Los paseos lo determinaban los cines. Del Teatro Principal al Cine Colón y Central Cinema y en ocasiones al Salón Moderno en el barrio alto, donde las señoritas no se aventuraban a ir sin compañía debido a las cosas que podían pasar y, a las lenguas que siempre van a hablar.
Pero debo reconocer que, si bien los cines eran determinantes, los freidores de pescado que hoy casi no existen, también establecían un perímetro de nuestro pueblo y las jerarquías al no existir lance de amor sin papelón de pescado frito, y las tabernas, desde El Golpe en la calle San Juan, tabernón de la calle Palacios. La Burra o Casa Lucas, donde bebían entre horas los empleados del banco, ayuntamiento y oficiales de la funeraria.

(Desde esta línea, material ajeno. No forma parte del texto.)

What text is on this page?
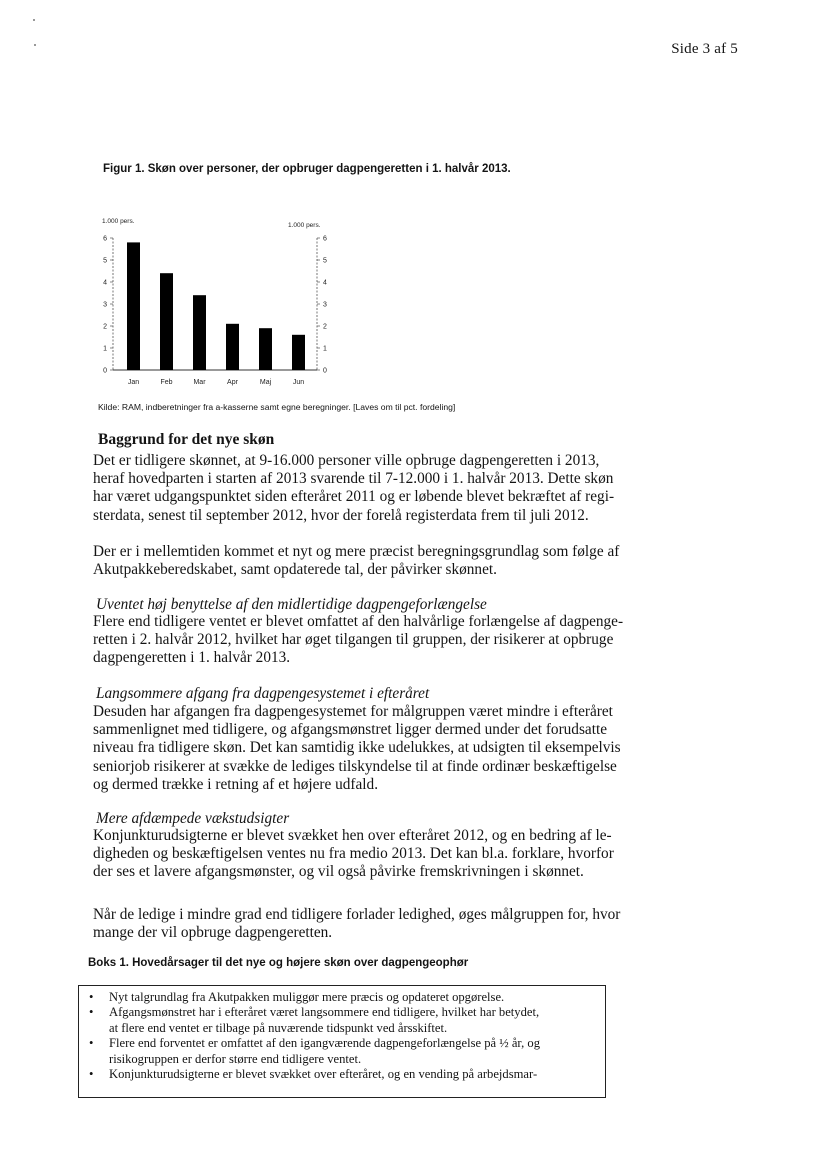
Side 3 af 5
Figur 1. Skøn over personer, der opbruger dagpengeretten i 1. halvår 2013.
1.000 pers.
1.000 pers.
0	0
1	1
2	2
3	3
4	4
5	5
6	6
Jan	Feb	Mar	Apr	Maj	Jun
Kilde: RAM, indberetninger fra a-kasserne samt egne beregninger. [Laves om til pct. fordeling]
Baggrund for det nye skøn
Det er tidligere skønnet, at 9-16.000 personer ville opbruge dagpengeretten i 2013,
heraf hovedparten i starten af 2013 svarende til 7-12.000 i 1. halvår 2013. Dette skøn
har været udgangspunktet siden efteråret 2011 og er løbende blevet bekræftet af regi-
sterdata, senest til september 2012, hvor der forelå registerdata frem til juli 2012.
Der er i mellemtiden kommet et nyt og mere præcist beregningsgrundlag som følge af
Akutpakkeberedskabet, samt opdaterede tal, der påvirker skønnet.
Uventet høj benyttelse af den midlertidige dagpengeforlængelse
Flere end tidligere ventet er blevet omfattet af den halvårlige forlængelse af dagpenge-
retten i 2. halvår 2012, hvilket har øget tilgangen til gruppen, der risikerer at opbruge
dagpengeretten i 1. halvår 2013.
Langsommere afgang fra dagpengesystemet i efteråret
Desuden har afgangen fra dagpengesystemet for målgruppen været mindre i efteråret
sammenlignet med tidligere, og afgangsmønstret ligger dermed under det forudsatte
niveau fra tidligere skøn. Det kan samtidig ikke udelukkes, at udsigten til eksempelvis
seniorjob risikerer at svække de lediges tilskyndelse til at finde ordinær beskæftigelse
og dermed trække i retning af et højere udfald.
Mere afdæmpede vækstudsigter
Konjunkturudsigterne er blevet svækket hen over efteråret 2012, og en bedring af le-
digheden og beskæftigelsen ventes nu fra medio 2013. Det kan bl.a. forklare, hvorfor
der ses et lavere afgangsmønster, og vil også påvirke fremskrivningen i skønnet.
Når de ledige i mindre grad end tidligere forlader ledighed, øges målgruppen for, hvor
mange der vil opbruge dagpengeretten.
Boks 1. Hovedårsager til det nye og højere skøn over dagpengeophør
• Nyt talgrundlag fra Akutpakken muliggør mere præcis og opdateret opgørelse.
• Afgangsmønstret har i efteråret været langsommere end tidligere, hvilket har betydet,
at flere end ventet er tilbage på nuværende tidspunkt ved årsskiftet.
• Flere end forventet er omfattet af den igangværende dagpengeforlængelse på ½ år, og
risikogruppen er derfor større end tidligere ventet.
• Konjunkturudsigterne er blevet svækket over efteråret, og en vending på arbejdsmar-
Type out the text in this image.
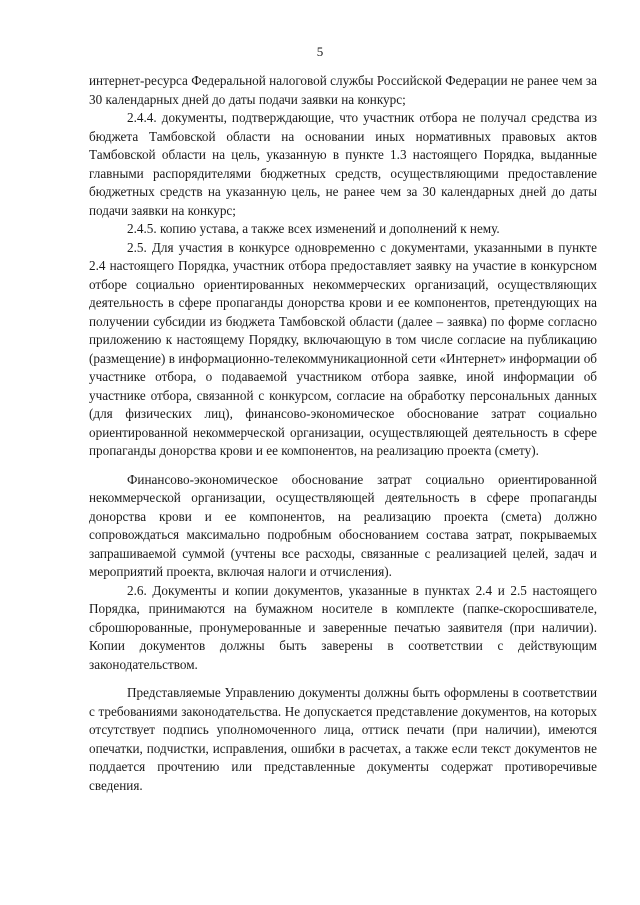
5

интернет-ресурса Федеральной налоговой службы Российской Федерации не ранее чем за 30 календарных дней до даты подачи заявки на конкурс;

2.4.4. документы, подтверждающие, что участник отбора не получал средства из бюджета Тамбовской области на основании иных нормативных правовых актов Тамбовской области на цель, указанную в пункте 1.3 настоящего Порядка, выданные главными распорядителями бюджетных средств, осуществляющими предоставление бюджетных средств на указанную цель, не ранее чем за 30 календарных дней до даты подачи заявки на конкурс;

2.4.5. копию устава, а также всех изменений и дополнений к нему.

2.5. Для участия в конкурсе одновременно с документами, указанными в пункте 2.4 настоящего Порядка, участник отбора предоставляет заявку на участие в конкурсном отборе социально ориентированных некоммерческих организаций, осуществляющих деятельность в сфере пропаганды донорства крови и ее компонентов, претендующих на получении субсидии из бюджета Тамбовской области (далее – заявка) по форме согласно приложению к настоящему Порядку, включающую в том числе согласие на публикацию (размещение) в информационно-телекоммуникационной сети «Интернет» информации об участнике отбора, о подаваемой участником отбора заявке, иной информации об участнике отбора, связанной с конкурсом, согласие на обработку персональных данных (для физических лиц), финансово-экономическое обоснование затрат социально ориентированной некоммерческой организации, осуществляющей деятельность в сфере пропаганды донорства крови и ее компонентов, на реализацию проекта (смету).

Финансово-экономическое обоснование затрат социально ориентированной некоммерческой организации, осуществляющей деятельность в сфере пропаганды донорства крови и ее компонентов, на реализацию проекта (смета) должно сопровождаться максимально подробным обоснованием состава затрат, покрываемых запрашиваемой суммой (учтены все расходы, связанные с реализацией целей, задач и мероприятий проекта, включая налоги и отчисления).

2.6. Документы и копии документов, указанные в пунктах 2.4 и 2.5 настоящего Порядка, принимаются на бумажном носителе в комплекте (папке-скоросшивателе, сброшюрованные, пронумерованные и заверенные печатью заявителя (при наличии). Копии документов должны быть заверены в соответствии с действующим законодательством.

Представляемые Управлению документы должны быть оформлены в соответствии с требованиями законодательства. Не допускается представление документов, на которых отсутствует подпись уполномоченного лица, оттиск печати (при наличии), имеются опечатки, подчистки, исправления, ошибки в расчетах, а также если текст документов не поддается прочтению или представленные документы содержат противоречивые сведения.
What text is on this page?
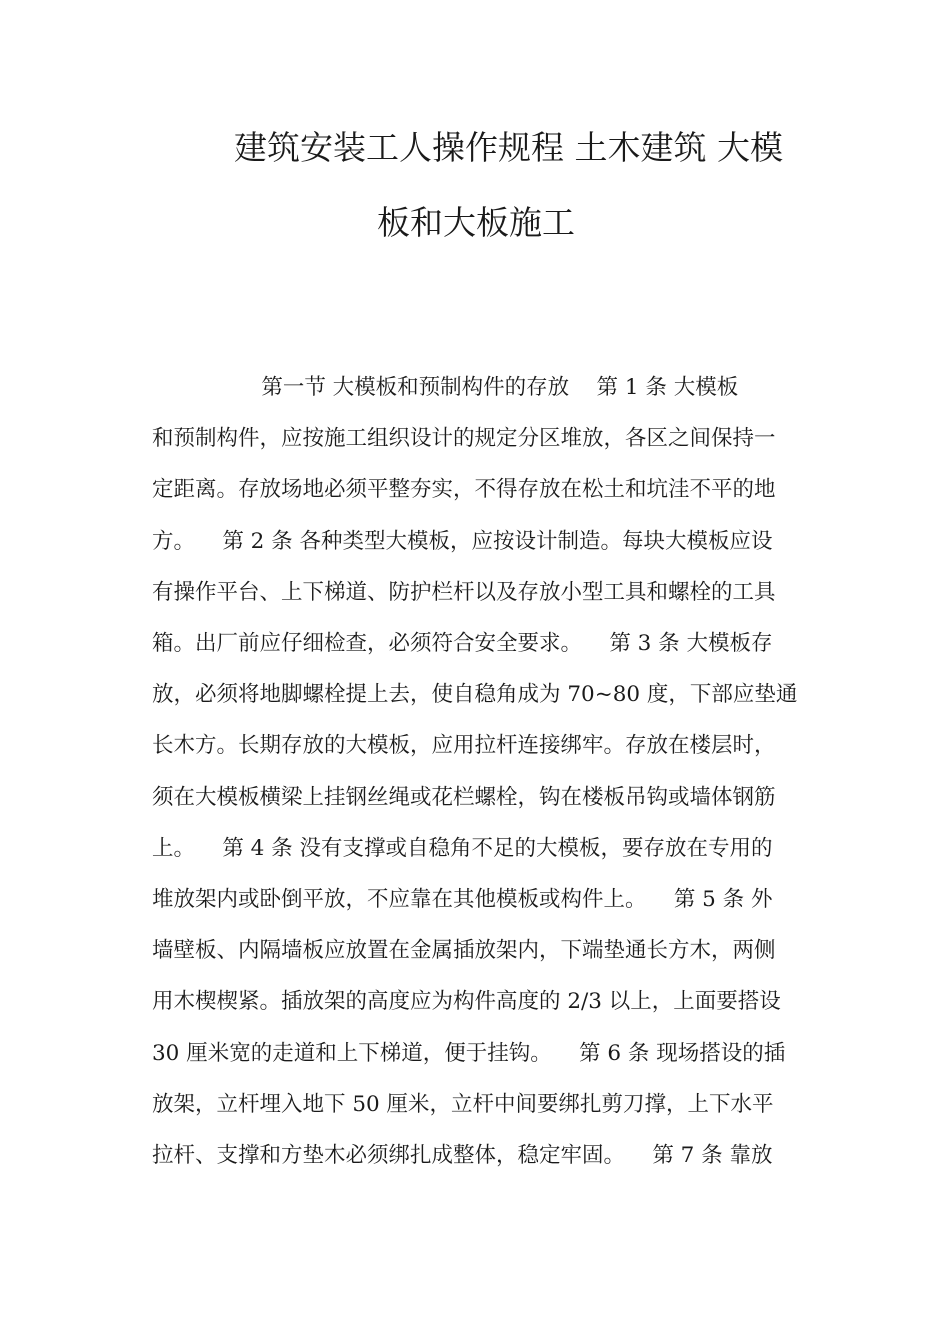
建筑安装工人操作规程 土木建筑 大模
板和大板施工
第一节 大模板和预制构件的存放    第 1 条 大模板
和预制构件，应按施工组织设计的规定分区堆放，各区之间保持一
定距离。存放场地必须平整夯实，不得存放在松土和坑洼不平的地
方。    第 2 条 各种类型大模板，应按设计制造。每块大模板应设
有操作平台、上下梯道、防护栏杆以及存放小型工具和螺栓的工具
箱。出厂前应仔细检查，必须符合安全要求。    第 3 条 大模板存
放，必须将地脚螺栓提上去，使自稳角成为 70~80 度，下部应垫通
长木方。长期存放的大模板，应用拉杆连接绑牢。存放在楼层时，
须在大模板横梁上挂钢丝绳或花栏螺栓，钩在楼板吊钩或墙体钢筋
上。    第 4 条 没有支撑或自稳角不足的大模板，要存放在专用的
堆放架内或卧倒平放，不应靠在其他模板或构件上。    第 5 条 外
墙壁板、内隔墙板应放置在金属插放架内，下端垫通长方木，两侧
用木楔楔紧。插放架的高度应为构件高度的 2/3 以上，上面要搭设
30 厘米宽的走道和上下梯道，便于挂钩。    第 6 条 现场搭设的插
放架，立杆埋入地下 50 厘米，立杆中间要绑扎剪刀撑，上下水平
拉杆、支撑和方垫木必须绑扎成整体，稳定牢固。    第 7 条 靠放
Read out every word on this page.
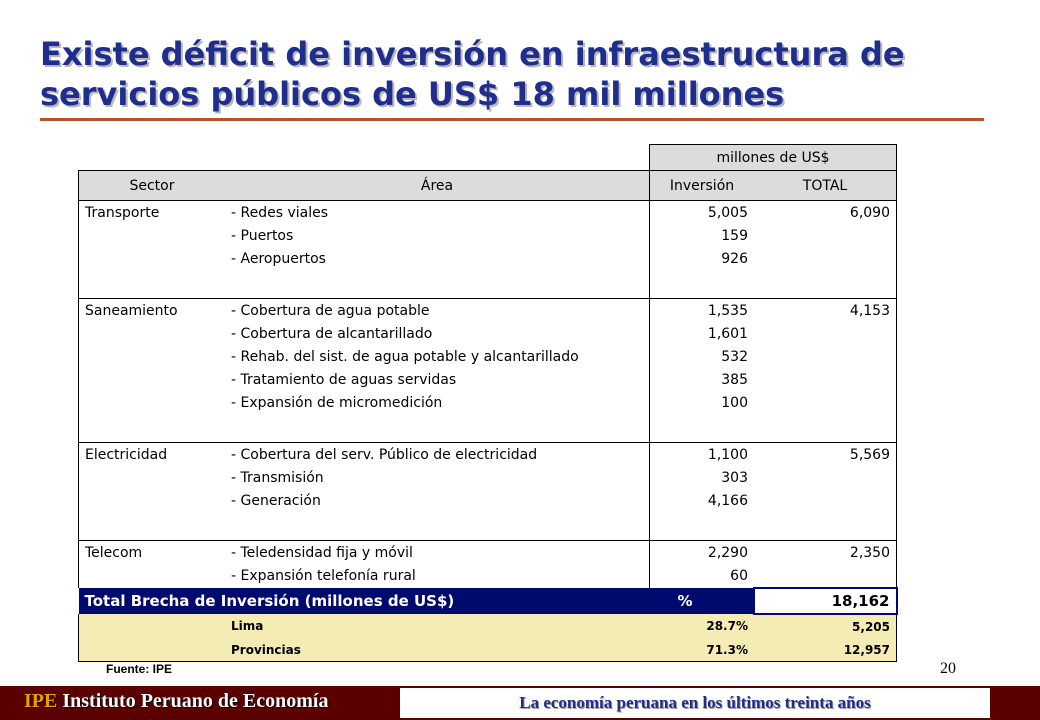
Existe déficit de inversión en infraestructura de
servicios públicos de US$ 18 mil millones
		millones de US$		
Sector	Área	Inversión	TOTAL	
Transporte	- Redes viales	5,005	6,090	
	- Puertos	159		
	- Aeropuertos	926		

Saneamiento	- Cobertura de agua potable	1,535	4,153	
	- Cobertura de alcantarillado	1,601		
	- Rehab. del sist. de agua potable y alcantarillado	532		
	- Tratamiento de aguas servidas	385		
	- Expansión de micromedición	100		

Electricidad	- Cobertura del serv. Público de electricidad	1,100	5,569	
	- Transmisión	303		
	- Generación	4,166		

Telecom	- Teledensidad fija y móvil	2,290	2,350	
	- Expansión telefonía rural	60		
Total Brecha de Inversión (millones de US$)		%	18,162	
	Lima	28.7%	5,205	
	Provincias	71.3%	12,957	
Fuente: IPE	20
IPE Instituto Peruano de Economía	La economía peruana en los últimos treinta años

Los cantes de los borrachos en mitad de la noche, el paso cansino de los mulos tirando de los carros sobre los adoquines en las calles urbanizadas, las gaseosas de Espumosos Valdelagrana y sus sifones repartidos por un Isocarro sin marcha atrás.
Si se veía a una joven circular en una Velo-Solex o conduciendo un VW escarabajo todos sabíamos que era una Terry, si alguien arrancaba una Rieju o Motobic tenía un ultramarinos.
Lo que no era tan evocador era el paro, las casas de vecinos que si entrabas en una sabías que al fondo estaba el retrete y un cubo de zinc y alrededor del mismo, puertas y ventanucos, innumerables niños y alguna radio que emitía El criminal nunca gana o Matilde, Perico y Periquín.
Eso me llevé en mi corazón en el tren para Sevilla y eso mismo soñaba cada noche sentado en los bancos de forja del pequeño muelle de San Ignacio donde mi padre y tíos se sentaban, charlaban con sus amigos gallegos Pepe y Juan Sanjuan.
De mi calle de San Bartolomé, larga, ancha y serena como del Guadalete y las playas prefiero no hablar, porque puedo llorar y soy un hombre hecho y derecho.